I have been supporting Mark Warner for a while now. But I've kept a close eye on Russ Feingold. I wish Feingold could win in this country. And maybe he can. But he's definitely an electoral risk. In all likelihood, he couldn't compete in all 50 states. He would have to hit the "triple bank-shot" of Ohio, Florida and Pennsylvania. There would be no room for error.
Warner, however, could put more states in play. If we're to become a majority party again, we've got compete in all 50 states by wining back middle class rural voters. Warner could beat Hillary Clinton in the primary by running as Bill Clinton-esque southern democrat campaign.
This morning on NBC's Meet the Press
, Russert got McCain to go on record against a free press in Iraq. McCain said, "If that's the only way you get stories in, then I'm not terribly offend by it, Tim."
This may be the craziest thing I've ever heard McCain say, and the list seems to growing at a faster pace these days.
I used to like John McCain, but he's off his rocker now.
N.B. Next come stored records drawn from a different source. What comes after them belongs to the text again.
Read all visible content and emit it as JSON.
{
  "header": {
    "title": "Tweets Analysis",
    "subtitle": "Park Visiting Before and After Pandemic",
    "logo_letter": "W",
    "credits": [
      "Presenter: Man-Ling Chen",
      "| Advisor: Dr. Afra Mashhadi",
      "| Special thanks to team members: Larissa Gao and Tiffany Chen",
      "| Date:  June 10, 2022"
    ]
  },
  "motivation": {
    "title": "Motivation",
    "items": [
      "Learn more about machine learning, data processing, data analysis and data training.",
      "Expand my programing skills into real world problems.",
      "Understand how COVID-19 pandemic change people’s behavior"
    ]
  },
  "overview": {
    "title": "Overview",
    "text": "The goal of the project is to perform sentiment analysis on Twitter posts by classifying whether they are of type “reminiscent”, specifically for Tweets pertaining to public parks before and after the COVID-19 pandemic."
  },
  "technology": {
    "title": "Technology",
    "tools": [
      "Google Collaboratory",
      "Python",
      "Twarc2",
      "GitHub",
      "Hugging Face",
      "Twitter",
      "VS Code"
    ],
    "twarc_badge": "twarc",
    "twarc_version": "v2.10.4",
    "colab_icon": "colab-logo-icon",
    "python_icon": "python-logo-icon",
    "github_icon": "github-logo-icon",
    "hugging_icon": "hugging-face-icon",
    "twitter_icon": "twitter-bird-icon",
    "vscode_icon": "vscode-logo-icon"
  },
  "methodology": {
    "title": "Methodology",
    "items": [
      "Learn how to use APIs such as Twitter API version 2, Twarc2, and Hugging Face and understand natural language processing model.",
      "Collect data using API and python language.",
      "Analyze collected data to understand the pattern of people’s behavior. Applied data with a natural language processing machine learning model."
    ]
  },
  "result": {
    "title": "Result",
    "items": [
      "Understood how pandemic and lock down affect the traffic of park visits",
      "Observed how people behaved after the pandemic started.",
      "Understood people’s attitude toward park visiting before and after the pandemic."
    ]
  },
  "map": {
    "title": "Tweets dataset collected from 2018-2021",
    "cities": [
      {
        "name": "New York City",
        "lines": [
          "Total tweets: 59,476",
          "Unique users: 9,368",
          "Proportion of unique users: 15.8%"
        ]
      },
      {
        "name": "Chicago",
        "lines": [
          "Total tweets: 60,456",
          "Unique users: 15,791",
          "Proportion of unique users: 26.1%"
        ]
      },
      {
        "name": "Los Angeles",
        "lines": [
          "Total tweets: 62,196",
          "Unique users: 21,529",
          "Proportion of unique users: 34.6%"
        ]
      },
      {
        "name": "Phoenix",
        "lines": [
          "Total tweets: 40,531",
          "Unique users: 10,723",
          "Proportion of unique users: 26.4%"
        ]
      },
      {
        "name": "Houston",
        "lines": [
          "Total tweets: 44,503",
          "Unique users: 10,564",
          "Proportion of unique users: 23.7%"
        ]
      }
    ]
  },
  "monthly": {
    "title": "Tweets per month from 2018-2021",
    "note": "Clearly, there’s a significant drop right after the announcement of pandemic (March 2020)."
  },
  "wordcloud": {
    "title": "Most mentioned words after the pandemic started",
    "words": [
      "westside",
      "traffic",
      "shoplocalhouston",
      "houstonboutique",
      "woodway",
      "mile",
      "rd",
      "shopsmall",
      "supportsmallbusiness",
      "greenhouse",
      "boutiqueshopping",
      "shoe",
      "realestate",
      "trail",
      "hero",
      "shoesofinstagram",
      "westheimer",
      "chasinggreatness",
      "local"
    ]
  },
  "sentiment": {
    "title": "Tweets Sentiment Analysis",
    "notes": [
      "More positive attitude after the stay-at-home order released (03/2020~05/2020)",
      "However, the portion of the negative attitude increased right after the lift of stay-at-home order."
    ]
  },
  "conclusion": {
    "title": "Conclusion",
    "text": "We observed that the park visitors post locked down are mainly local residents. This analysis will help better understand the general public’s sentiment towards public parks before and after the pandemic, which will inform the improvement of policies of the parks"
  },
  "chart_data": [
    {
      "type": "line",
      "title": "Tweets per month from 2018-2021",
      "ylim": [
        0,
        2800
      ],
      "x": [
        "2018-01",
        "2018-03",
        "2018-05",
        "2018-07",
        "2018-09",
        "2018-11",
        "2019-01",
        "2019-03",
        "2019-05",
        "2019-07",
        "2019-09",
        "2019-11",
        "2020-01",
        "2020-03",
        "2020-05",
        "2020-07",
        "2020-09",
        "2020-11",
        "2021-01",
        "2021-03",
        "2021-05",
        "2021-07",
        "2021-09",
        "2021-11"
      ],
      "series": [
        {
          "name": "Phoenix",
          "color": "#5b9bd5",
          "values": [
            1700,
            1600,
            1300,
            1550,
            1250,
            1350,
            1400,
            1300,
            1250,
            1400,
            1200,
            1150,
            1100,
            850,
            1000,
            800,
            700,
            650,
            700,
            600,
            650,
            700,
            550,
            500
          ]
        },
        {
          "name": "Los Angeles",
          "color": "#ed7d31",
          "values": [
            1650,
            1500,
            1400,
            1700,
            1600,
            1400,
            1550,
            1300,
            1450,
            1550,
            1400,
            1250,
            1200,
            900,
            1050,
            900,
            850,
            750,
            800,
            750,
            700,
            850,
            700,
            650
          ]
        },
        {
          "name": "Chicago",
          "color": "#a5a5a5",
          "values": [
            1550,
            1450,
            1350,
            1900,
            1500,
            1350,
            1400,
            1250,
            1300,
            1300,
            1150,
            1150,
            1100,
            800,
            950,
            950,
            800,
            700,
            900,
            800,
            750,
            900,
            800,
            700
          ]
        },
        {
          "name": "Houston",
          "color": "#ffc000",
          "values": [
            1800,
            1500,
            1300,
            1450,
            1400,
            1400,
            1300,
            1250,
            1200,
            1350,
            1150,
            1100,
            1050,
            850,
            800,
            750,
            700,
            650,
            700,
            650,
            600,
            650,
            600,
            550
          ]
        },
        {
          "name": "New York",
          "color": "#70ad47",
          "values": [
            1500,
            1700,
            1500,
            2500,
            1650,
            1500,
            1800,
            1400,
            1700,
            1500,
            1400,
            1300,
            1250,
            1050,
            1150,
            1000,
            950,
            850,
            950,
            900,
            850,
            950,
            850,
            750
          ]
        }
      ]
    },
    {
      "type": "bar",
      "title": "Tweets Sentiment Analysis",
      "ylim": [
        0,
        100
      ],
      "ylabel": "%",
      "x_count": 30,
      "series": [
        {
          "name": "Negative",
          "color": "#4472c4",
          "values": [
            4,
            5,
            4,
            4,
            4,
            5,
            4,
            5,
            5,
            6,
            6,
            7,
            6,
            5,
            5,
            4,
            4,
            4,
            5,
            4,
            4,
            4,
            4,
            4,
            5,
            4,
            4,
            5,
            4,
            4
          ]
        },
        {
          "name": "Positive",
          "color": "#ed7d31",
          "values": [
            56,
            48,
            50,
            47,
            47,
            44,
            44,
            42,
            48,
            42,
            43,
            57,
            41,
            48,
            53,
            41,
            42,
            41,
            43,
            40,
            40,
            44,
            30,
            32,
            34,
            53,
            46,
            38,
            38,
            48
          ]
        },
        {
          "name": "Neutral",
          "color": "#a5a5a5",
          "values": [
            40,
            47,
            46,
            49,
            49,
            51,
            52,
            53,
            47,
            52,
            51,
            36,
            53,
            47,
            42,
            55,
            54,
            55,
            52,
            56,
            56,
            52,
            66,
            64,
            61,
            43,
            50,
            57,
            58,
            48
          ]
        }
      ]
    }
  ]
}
He wants to be President so bad that he's losing his common sense appeal in his effort to impress the right wing nuts who decide the Republican primary. Apparently, he recently called Murtha "too emotional" and said Kerry lacked enough "strength" to offer solutions to Iraq. It seems as if McCain thinks he's the only war hero in America, and other veterans are pansies. McCain is trying to court the war-hungry Bush right-wingers, and it's an ugly thing to watch.
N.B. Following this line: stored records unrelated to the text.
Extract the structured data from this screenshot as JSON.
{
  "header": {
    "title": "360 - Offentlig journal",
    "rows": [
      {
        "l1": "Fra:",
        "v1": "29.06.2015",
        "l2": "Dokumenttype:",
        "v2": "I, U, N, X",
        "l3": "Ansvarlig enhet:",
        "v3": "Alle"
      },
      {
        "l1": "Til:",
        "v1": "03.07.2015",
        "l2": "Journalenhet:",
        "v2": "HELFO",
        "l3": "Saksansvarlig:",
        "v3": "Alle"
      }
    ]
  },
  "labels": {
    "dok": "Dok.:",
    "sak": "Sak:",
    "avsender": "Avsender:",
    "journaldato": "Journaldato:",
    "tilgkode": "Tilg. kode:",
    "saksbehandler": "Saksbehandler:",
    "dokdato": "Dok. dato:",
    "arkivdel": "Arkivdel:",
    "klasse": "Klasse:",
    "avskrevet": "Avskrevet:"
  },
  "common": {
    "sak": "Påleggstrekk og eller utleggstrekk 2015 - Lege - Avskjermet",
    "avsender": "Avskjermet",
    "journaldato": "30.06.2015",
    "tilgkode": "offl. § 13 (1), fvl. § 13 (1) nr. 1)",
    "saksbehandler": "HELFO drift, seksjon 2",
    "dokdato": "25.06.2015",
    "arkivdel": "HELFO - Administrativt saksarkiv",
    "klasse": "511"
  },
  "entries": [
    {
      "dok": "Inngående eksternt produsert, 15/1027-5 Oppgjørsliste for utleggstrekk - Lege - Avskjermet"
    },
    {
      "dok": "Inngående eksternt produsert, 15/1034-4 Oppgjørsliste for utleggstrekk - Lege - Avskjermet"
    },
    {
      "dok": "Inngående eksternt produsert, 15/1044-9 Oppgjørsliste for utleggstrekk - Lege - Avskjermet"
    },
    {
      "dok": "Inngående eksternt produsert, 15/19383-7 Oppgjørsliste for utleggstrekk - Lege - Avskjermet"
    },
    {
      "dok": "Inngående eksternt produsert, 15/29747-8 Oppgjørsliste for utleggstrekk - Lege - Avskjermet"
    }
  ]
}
Democrats respond to Bush's Iraq speech.
Whereas John Kerry's response speech rambled, Feingold was sharp in his response. Norah O'Donnell threw all the Repub talking points at Feingold, and he responded well. His main points were that Bush has confused Iraq with 9/11 and that our military presence is fueling the insurgents...which Bush doesn't seem to understand.
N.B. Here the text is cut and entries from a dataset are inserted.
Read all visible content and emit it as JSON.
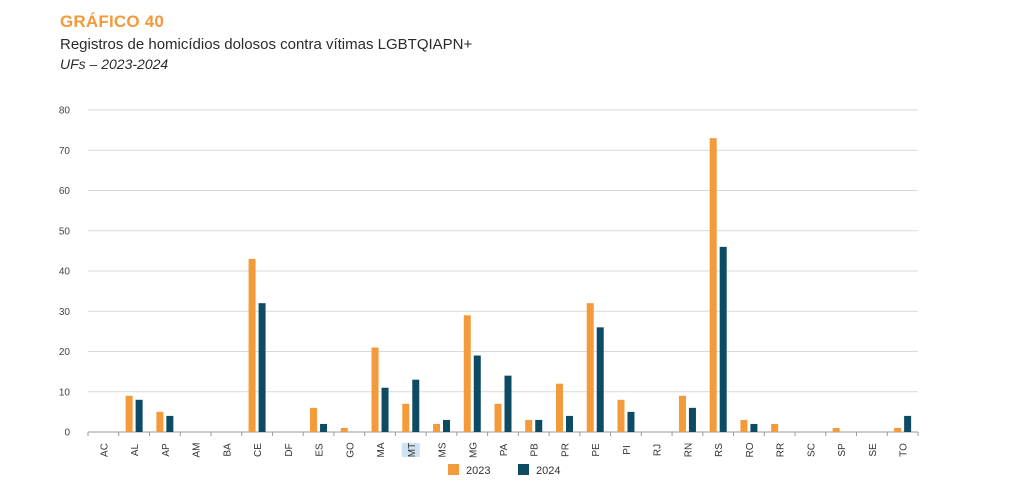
{
  "header": {
    "label": "GRÁFICO 40",
    "title": "Registros de homicídios dolosos contra vítimas LGBTQIAPN+",
    "subtitle": "UFs – 2023-2024"
  },
  "chart_data": {
    "type": "bar",
    "title": "Registros de homicídios dolosos contra vítimas LGBTQIAPN+",
    "subtitle": "UFs – 2023-2024",
    "xlabel": "",
    "ylabel": "",
    "ylim": [
      0,
      80
    ],
    "yticks": [
      0,
      10,
      20,
      30,
      40,
      50,
      60,
      70,
      80
    ],
    "grid": true,
    "legend_position": "bottom",
    "categories": [
      "AC",
      "AL",
      "AP",
      "AM",
      "BA",
      "CE",
      "DF",
      "ES",
      "GO",
      "MA",
      "MT",
      "MS",
      "MG",
      "PA",
      "PB",
      "PR",
      "PE",
      "PI",
      "RJ",
      "RN",
      "RS",
      "RO",
      "RR",
      "SC",
      "SP",
      "SE",
      "TO"
    ],
    "highlighted_category": "MT",
    "series": [
      {
        "name": "2023",
        "color": "#f39a3b",
        "values": [
          0,
          9,
          5,
          0,
          0,
          43,
          0,
          6,
          1,
          21,
          7,
          2,
          29,
          7,
          3,
          12,
          32,
          8,
          0,
          9,
          73,
          3,
          2,
          0,
          1,
          0,
          1
        ]
      },
      {
        "name": "2024",
        "color": "#0d4a63",
        "values": [
          0,
          8,
          4,
          0,
          0,
          32,
          0,
          2,
          0,
          11,
          13,
          3,
          19,
          14,
          3,
          4,
          26,
          5,
          0,
          6,
          46,
          2,
          0,
          0,
          0,
          0,
          4
        ]
      }
    ]
  }
}
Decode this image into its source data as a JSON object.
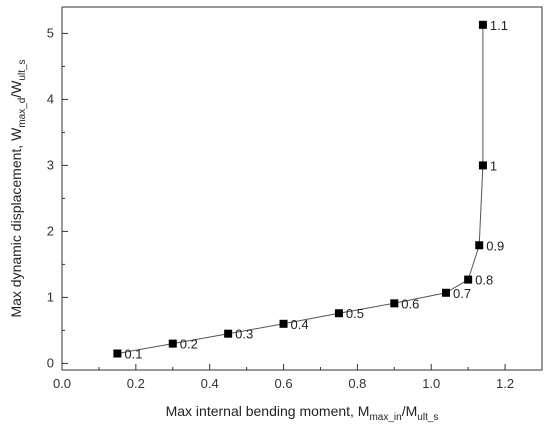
{
  "chart_data": {
    "type": "line",
    "xlabel": {
      "main": "Max internal bending moment, M",
      "sub1": "max_in",
      "mid": "/M",
      "sub2": "ult_s"
    },
    "ylabel": {
      "main": "Max dynamic displacement, W",
      "sub1": "max_d",
      "mid": "/W",
      "sub2": "ult_s"
    },
    "xlim": [
      0.0,
      1.3
    ],
    "ylim": [
      -0.1,
      5.4
    ],
    "x_ticks": [
      "0.0",
      "0.2",
      "0.4",
      "0.6",
      "0.8",
      "1.0",
      "1.2"
    ],
    "y_ticks": [
      "0",
      "1",
      "2",
      "3",
      "4",
      "5"
    ],
    "grid": false,
    "series": [
      {
        "marker": "square",
        "color": "#000000",
        "points": [
          {
            "x": 0.15,
            "y": 0.15,
            "label": "0.1"
          },
          {
            "x": 0.3,
            "y": 0.3,
            "label": "0.2"
          },
          {
            "x": 0.45,
            "y": 0.45,
            "label": "0.3"
          },
          {
            "x": 0.6,
            "y": 0.6,
            "label": "0.4"
          },
          {
            "x": 0.75,
            "y": 0.76,
            "label": "0.5"
          },
          {
            "x": 0.9,
            "y": 0.91,
            "label": "0.6"
          },
          {
            "x": 1.04,
            "y": 1.07,
            "label": "0.7"
          },
          {
            "x": 1.1,
            "y": 1.27,
            "label": "0.8"
          },
          {
            "x": 1.13,
            "y": 1.79,
            "label": "0.9"
          },
          {
            "x": 1.14,
            "y": 3.0,
            "label": "1"
          },
          {
            "x": 1.14,
            "y": 5.13,
            "label": "1.1"
          }
        ]
      }
    ]
  }
}
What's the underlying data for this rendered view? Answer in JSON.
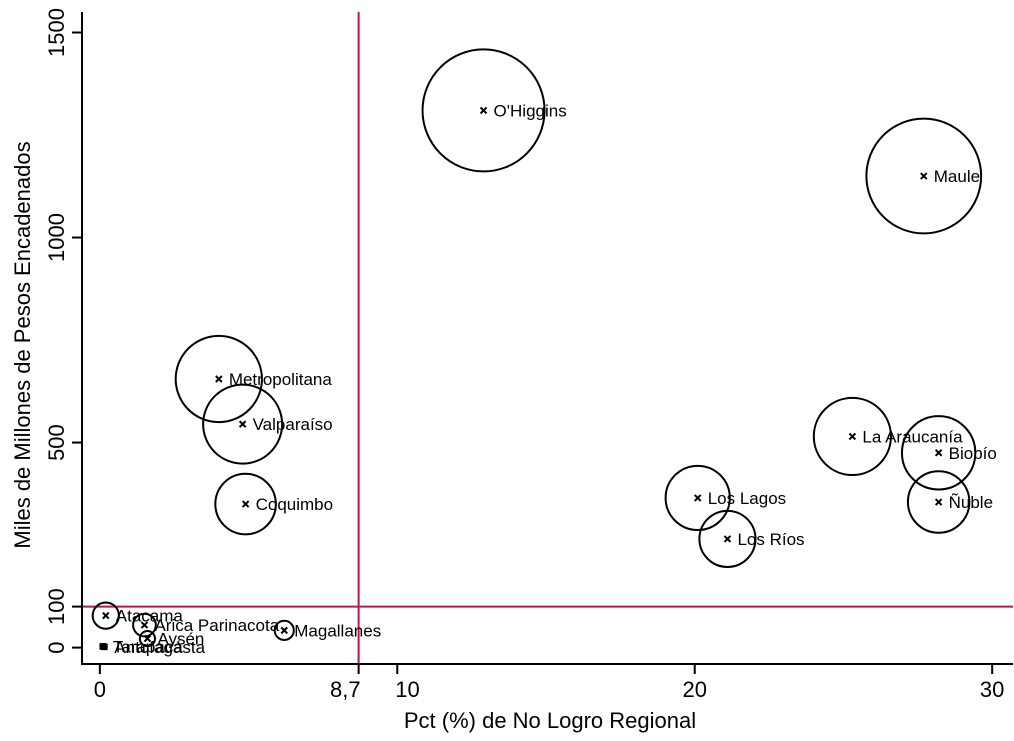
{
  "chart_data": {
    "type": "scatter",
    "subtype": "bubble",
    "title": "",
    "xlabel": "Pct (%) de No Logro Regional",
    "ylabel": "Miles de Millones de Pesos Encadenados",
    "xlim": [
      -0.6,
      30.7
    ],
    "ylim": [
      -40,
      1550
    ],
    "x_ticks": [
      {
        "value": 0,
        "label": "0"
      },
      {
        "value": 8.7,
        "label": "8,7"
      },
      {
        "value": 10,
        "label": "10"
      },
      {
        "value": 20,
        "label": "20"
      },
      {
        "value": 30,
        "label": "30"
      }
    ],
    "y_ticks": [
      {
        "value": 0,
        "label": "0"
      },
      {
        "value": 100,
        "label": "100"
      },
      {
        "value": 500,
        "label": "500"
      },
      {
        "value": 1000,
        "label": "1000"
      },
      {
        "value": 1500,
        "label": "1500"
      }
    ],
    "reference_lines": {
      "vertical_x": 8.7,
      "horizontal_y": 100,
      "color": "#c0144c"
    },
    "grid": false,
    "legend": "none",
    "points": [
      {
        "label": "O'Higgins",
        "x": 12.9,
        "y": 1310,
        "size": 1300
      },
      {
        "label": "Maule",
        "x": 27.7,
        "y": 1150,
        "size": 1150
      },
      {
        "label": "Metropolitana",
        "x": 4.0,
        "y": 655,
        "size": 650
      },
      {
        "label": "Valparaíso",
        "x": 4.8,
        "y": 545,
        "size": 545
      },
      {
        "label": "Coquimbo",
        "x": 4.9,
        "y": 350,
        "size": 320
      },
      {
        "label": "La Araucanía",
        "x": 25.3,
        "y": 515,
        "size": 520
      },
      {
        "label": "Biobío",
        "x": 28.2,
        "y": 475,
        "size": 470
      },
      {
        "label": "Ñuble",
        "x": 28.2,
        "y": 355,
        "size": 330
      },
      {
        "label": "Los Lagos",
        "x": 20.1,
        "y": 365,
        "size": 360
      },
      {
        "label": "Los Ríos",
        "x": 21.1,
        "y": 265,
        "size": 275
      },
      {
        "label": "Atacama",
        "x": 0.2,
        "y": 78,
        "size": 60
      },
      {
        "label": "Arica Parinacota",
        "x": 1.5,
        "y": 55,
        "size": 45
      },
      {
        "label": "Aysén",
        "x": 1.6,
        "y": 22,
        "size": 20
      },
      {
        "label": "Magallanes",
        "x": 6.2,
        "y": 42,
        "size": 32
      },
      {
        "label": "Tarapacá",
        "x": 0.1,
        "y": 3,
        "size": 1
      },
      {
        "label": "Antofagasta",
        "x": 0.15,
        "y": 2,
        "size": 1
      }
    ]
  }
}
But I'm most impressed with Feingold's attitude and tone. He comes across as a straight shooter, and that will appeal to swing voters looking for change. While I don't share the venom that some kossacks tossed at Mark Warner for his Iraq plan, I'm becoming more open to a Feingold candidacy in 2008. I still think Warner has the best shot at electoral victory, and that's all that really matters. But Feingold impreses me every time I watch him, and I hope he continues to speak up.
I'm still leaning towards Mark Warner for 2008, but Feingold
performed quite well with George Stephanopoulos this morning. He answered the faith question well. He answered the liberal question well. He answered the national security question well. And most importantly, in my opinion, he stated that universal health care is his top priority. He finished by saying that America needs a "cheesehead president".
I predict a legendary Warner-Feingold-Clinton battle in 2008. I'm still supporting Warner because it would be naive to ignore the historical advantage that southern governors have over northern senators, and Warner's recent Meet the Press performance was impressive. The country is fed up with the Bush agenda, and Warner has the ability to win over those important swing votes.
Having said that, I would be very inspired by a Feingold campaign that embraces liberal values. Gore couldn't sell liberalism. Kerry couldn't either. Maybe Feingold is the messenger we've been looking for?
Bob Gammage could truly spice things up in the Lone Star State. He's currently living the peaceful life in Llano, but he's pissed off at what Rick Perry has done to Texas. The Statesman
follows the BOR
and the Democratic Undergound
in reporting about Gammage's potential run for Texas governor
. Gammage has been a state rep, state senator, us congressman and supreme court justice...and he supposedly can fire up a crowd. He's got the Wes Clark netroots community behind him, and he's run statewide before.